J'ai écrit pour livrer mon secret, pour ne plus avoir à le porter, pour ne plus être seule, pour récupérer ma vie, pour purger le passé et vivre de façon entière...
Véronique M.

La mère de Véronique, "une alcoolique très méchante", est une personne, selon elle, qui ne s'aime plus du tout". La seule fois où, à 30 ans, elle a essayé de parler avec elle de ces atrocités, sa mère l'a traitée de folle : "Elle ne peut pas voir ce qu'elle a fait. Je pense qu'elle ne pourrait pas le supporter".

Son père,  octogénaire, n'a plus de dents et vit seul. Et qu'est devenu le terrible salaud, "R", le tortionnaire et amant de sa mère ?  Véronique croit savoir qu'il est mort brûlé vif dans un accident de voiture avec son fils au début des années 1970.   

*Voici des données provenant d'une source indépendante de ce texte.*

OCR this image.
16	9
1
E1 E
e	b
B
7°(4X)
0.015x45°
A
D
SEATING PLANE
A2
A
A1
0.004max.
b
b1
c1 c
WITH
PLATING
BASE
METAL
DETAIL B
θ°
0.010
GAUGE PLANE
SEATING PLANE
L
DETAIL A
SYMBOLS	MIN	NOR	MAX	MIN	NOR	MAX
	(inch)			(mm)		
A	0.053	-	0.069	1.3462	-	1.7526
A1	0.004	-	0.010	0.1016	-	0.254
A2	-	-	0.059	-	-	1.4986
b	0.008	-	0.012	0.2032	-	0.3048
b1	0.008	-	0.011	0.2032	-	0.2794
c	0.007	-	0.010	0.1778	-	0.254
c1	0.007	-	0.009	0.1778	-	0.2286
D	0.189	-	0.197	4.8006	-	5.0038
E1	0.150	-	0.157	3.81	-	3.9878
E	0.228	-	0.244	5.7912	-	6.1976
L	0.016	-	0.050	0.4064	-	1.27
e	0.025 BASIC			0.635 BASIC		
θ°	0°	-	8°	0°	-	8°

Sa voix est douce et sans colère aucune quand elle affirme avoir voulu écrire ce livre "pour  livrer mon secret, pour ne plus avoir à le porter, pour ne plus être seule, pour récupérer ma vie, pour purger le passé et vivre de façon entière, de façon vraie. J'espère qu'avec ce livre, les victimes relèveront la tête et se battront. J'ai écrit ce livre aussi pour ça".

Avec Incestuée, Véronique M. nous livre un témoignage aussi courageux qu'important.